A group of 32 community leaders meeting at The Broadmoor hotel answered with a resounding “yes.” The response was mixed, however, on how it should be changed.
The “Governor’s Dialogue on Health Care Vision and Values,” involving 11 meetings around the state, could be a precursor for a 2008 ballot question.
Commissions on health care, transportation and education have called for funding increases.
Ritter has said he’ll back only one tax-increase proposal, and a number of Democrats say he’s leaning toward health care.
The crowd of local health care providers, nonprofit leaders and business representatives may have given Ritter some of the backing he needs. In polling, they were nearly unanimous in saying their vision for good health care involves coverage for all children and access to primary care for everyone.
They responded with the same near-unanimity that the state should enroll all eligible low-income individuals in publicly funded programs.
And 92 percent said the state should offer incentives to doctors and dentists to practice in rural and underserved communities.
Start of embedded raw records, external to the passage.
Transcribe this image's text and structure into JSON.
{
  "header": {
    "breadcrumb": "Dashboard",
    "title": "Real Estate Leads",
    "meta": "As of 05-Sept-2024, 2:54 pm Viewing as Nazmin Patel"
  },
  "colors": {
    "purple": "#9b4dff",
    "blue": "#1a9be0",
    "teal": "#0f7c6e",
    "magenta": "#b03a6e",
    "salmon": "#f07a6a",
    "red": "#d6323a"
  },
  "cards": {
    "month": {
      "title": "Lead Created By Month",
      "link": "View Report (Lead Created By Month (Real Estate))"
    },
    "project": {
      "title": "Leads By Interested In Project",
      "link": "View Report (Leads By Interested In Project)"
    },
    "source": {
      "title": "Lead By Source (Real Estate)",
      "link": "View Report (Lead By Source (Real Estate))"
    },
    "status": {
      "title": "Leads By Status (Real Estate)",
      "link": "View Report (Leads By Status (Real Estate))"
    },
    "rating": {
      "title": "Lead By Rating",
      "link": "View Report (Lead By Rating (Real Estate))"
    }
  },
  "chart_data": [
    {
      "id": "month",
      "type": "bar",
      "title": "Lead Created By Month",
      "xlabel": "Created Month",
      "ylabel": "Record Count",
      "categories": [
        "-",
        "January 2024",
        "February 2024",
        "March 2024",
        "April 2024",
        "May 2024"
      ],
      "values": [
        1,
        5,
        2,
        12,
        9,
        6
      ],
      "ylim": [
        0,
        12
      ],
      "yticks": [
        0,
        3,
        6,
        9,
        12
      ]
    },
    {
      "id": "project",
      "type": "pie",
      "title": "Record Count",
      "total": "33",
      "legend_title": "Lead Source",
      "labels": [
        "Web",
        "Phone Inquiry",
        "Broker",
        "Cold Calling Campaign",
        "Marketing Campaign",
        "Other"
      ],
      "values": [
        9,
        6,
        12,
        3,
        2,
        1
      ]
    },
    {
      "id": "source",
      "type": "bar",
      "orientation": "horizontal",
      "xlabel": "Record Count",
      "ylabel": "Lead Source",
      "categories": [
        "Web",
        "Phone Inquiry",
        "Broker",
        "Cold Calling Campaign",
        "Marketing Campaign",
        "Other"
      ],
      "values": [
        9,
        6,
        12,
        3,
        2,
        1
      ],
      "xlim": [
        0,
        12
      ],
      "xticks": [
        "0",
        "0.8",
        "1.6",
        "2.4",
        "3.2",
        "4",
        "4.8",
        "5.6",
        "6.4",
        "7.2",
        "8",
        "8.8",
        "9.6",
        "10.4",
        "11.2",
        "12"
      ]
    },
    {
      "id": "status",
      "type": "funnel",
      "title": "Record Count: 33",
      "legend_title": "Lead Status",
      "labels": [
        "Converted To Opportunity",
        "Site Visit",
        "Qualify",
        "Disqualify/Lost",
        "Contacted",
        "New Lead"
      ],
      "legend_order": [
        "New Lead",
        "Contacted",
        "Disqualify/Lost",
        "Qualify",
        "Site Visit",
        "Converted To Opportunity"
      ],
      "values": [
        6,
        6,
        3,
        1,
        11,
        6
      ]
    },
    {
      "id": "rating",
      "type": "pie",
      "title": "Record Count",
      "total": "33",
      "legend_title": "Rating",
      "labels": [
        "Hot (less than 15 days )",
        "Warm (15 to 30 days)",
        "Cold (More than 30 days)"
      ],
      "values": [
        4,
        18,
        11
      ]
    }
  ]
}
“There’s consensus that there’s a significant need to address the problem,” said Cody Belzley, a senior policy analyst for Ritter. “I don’t think that any of the meetings have provided a magic bullet.”
The Blue Ribbon Commission on Health Care Reform has recommended the state require all individuals to buy insurance and that it offer subsidies to more low-income families and uninsured workers to help them get coverage. The audience Wednesday split on those and other ideas, though.
Just 50 percent backed mandating that individuals buy health insurance, and only 30 percent supported the idea of requiring employers to provide insurance or pay for private insurance.
A larger portion, 72 percent, backed expanding eligibility to public health programs to those who earn too much to qualify now.
They also backed, though by a smaller margin, expanding free-market competition rather than increasing the government’s role in providing insurance.
The group backed personal responsibility as a key to health care. Smokers and obese people should pay more for health care, attendees said, and healthy people who use less health care should be allowed to keep cost savings.
The responses will be tallied with those of other meetings and included in a report to Ritter before the commission makes its report to the Legislature on Jan. 31.
Asked if they had any final messages for the governor, those at the meeting again gave a variety of responses.
A Colorado Springs pediatrician said doctors need to be reimbursed more for taking patients on public insurance, and several people agreed emergency rooms can no longer be used as the first medical stop for the needy.
“Whatever the solution, minimize the overhead and bureaucracy and maximize the health care,” said Mike Kazmierski, president of the Colorado Springs Economic Development Corp.